Pourtant astreint au devoir de réserve en cette période électorale, le ministre de l'Agriculture Julien Denormandie, très habile, a répondu sur le mode de la prétérition : « Je ne peux pas vous parler du Varenne de l'eau, des néonicotinoïdes, du plan stratégique national, de l'ouverture du comptage des loups, de la loi Sempastous, du plan porcin... », a-t-il indiqué. Partageant la vision de Christiane Lambert sur les conséquences du conflit russo-ukrainien, il a lui aussi évoqué la nécessaire reconquête de la souveraineté alimentaire et énergétique. Il compte pour ce faire s'appuyer sur les récentes mesures gouvernementales : France 2030, Plan de résilience, réouverture des négociations commerciales, mais aussi sur le Plan protéines, la reconquête des parts de marché fruits et légumes, et la consolidation des énergies vertes. Il a aussi suggéré de contrebalancer la vision politique de Farm to Fork par la « vocation nourricière de l'agriculture ». Selon lui, en intégrant et en « gravant » cette dimension alimentaire dans cette stratégie européenne, on parvient à « concilier production et protection (de l'environnement ndlr) ». Favorable à la vaccination des volailles pour lutter contre la grippe aviaire, il a assuré la FNSEA que le gouvernement « partage son exaspération » sur les exactions commises le 26 mars dans les Deux-Sèvres. « Il ne peut pas y avoir d'agriculture sans eau. N'en déplaise à certains », a-t-il glissé, dénonçant au passage une « instrumentalisation politique » et s'attirant les applaudissements des 1 000 congressistes présents.

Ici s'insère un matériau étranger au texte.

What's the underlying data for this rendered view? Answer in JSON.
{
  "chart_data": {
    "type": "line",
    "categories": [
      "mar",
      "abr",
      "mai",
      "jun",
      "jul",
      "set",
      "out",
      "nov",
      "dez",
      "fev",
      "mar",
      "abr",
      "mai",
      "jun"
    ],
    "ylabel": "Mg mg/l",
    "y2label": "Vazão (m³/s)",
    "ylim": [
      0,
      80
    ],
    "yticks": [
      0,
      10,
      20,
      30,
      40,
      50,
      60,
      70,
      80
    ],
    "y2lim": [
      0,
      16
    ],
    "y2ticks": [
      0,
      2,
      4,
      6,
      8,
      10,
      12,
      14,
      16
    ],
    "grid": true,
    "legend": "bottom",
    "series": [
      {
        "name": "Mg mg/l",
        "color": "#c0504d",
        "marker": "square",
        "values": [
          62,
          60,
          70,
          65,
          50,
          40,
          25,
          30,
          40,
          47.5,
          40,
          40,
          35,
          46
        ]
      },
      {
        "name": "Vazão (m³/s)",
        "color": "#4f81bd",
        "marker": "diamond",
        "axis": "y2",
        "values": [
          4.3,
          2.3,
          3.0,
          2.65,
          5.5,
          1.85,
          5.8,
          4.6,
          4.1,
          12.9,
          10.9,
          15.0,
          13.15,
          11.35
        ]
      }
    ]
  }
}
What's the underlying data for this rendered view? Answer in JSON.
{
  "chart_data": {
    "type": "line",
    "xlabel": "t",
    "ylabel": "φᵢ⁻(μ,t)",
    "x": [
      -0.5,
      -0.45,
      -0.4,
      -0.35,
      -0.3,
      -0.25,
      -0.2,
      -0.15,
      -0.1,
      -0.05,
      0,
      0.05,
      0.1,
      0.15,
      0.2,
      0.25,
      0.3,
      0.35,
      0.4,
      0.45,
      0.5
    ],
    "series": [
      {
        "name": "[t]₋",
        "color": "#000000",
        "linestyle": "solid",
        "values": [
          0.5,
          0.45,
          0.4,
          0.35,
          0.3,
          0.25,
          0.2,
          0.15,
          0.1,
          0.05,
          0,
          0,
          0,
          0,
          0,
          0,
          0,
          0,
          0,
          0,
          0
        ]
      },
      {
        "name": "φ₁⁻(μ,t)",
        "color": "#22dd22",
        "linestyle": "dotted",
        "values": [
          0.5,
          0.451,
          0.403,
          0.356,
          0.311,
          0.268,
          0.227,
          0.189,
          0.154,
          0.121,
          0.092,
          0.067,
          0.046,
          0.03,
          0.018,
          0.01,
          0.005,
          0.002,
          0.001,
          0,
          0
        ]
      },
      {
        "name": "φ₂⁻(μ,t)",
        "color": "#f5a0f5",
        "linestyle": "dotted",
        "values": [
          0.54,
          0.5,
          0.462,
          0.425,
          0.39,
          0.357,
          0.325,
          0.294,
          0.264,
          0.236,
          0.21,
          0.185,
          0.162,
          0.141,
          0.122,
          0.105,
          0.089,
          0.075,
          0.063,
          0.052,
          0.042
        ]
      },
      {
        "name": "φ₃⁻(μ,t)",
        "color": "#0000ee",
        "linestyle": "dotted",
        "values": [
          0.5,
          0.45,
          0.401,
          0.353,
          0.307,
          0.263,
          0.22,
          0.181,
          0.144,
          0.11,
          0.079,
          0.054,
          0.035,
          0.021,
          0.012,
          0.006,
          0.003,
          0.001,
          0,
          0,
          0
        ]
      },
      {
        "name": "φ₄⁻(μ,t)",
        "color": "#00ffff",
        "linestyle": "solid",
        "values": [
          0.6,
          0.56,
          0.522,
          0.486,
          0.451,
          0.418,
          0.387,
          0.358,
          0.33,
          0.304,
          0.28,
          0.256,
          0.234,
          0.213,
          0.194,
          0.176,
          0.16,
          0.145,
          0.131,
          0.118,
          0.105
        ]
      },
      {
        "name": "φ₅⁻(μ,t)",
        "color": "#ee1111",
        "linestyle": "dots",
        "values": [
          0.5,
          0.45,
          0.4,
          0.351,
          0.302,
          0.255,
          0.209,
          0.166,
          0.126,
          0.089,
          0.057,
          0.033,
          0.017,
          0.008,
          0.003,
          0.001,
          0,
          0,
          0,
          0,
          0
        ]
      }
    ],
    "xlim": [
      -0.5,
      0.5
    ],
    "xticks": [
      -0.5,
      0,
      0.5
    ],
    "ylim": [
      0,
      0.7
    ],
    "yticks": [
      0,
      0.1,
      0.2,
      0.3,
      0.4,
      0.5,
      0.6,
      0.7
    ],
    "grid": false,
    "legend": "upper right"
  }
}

* Faire du défi climatique une opportunité pour l'agriculture
« Ne donnez pas de semences aux Russes »
En visioconférence d'Ukraine, Mariia Didukh, secrétaire générale de l'Ukrainian National Agrarian Forum (Forum national agricole ukrainien), a livré un témoignage bouleversant de la situation de ses compatriotes agriculteurs en temps de guerre. Remerciant les agriculteurs français et européens pour leurs opérations de solidarité, elle a confirmé que ses collègues ne pourraient sans doute pas cultiver plus de 50 % de la SAU du pays. « Les paysans sortent la nuit pour semer mais sans garantie ». En réalité, les agriculteurs ukrainiens manquent de carburant, d'alimentation animale, en particulier dans les élevages laitiers. Mariia Didukh a exhorté les Français à « arrêter le business avec les Russes, notamment sur les semences, car ce sont autant de soutiens financiers pour que Poutine poursuive la guerre ».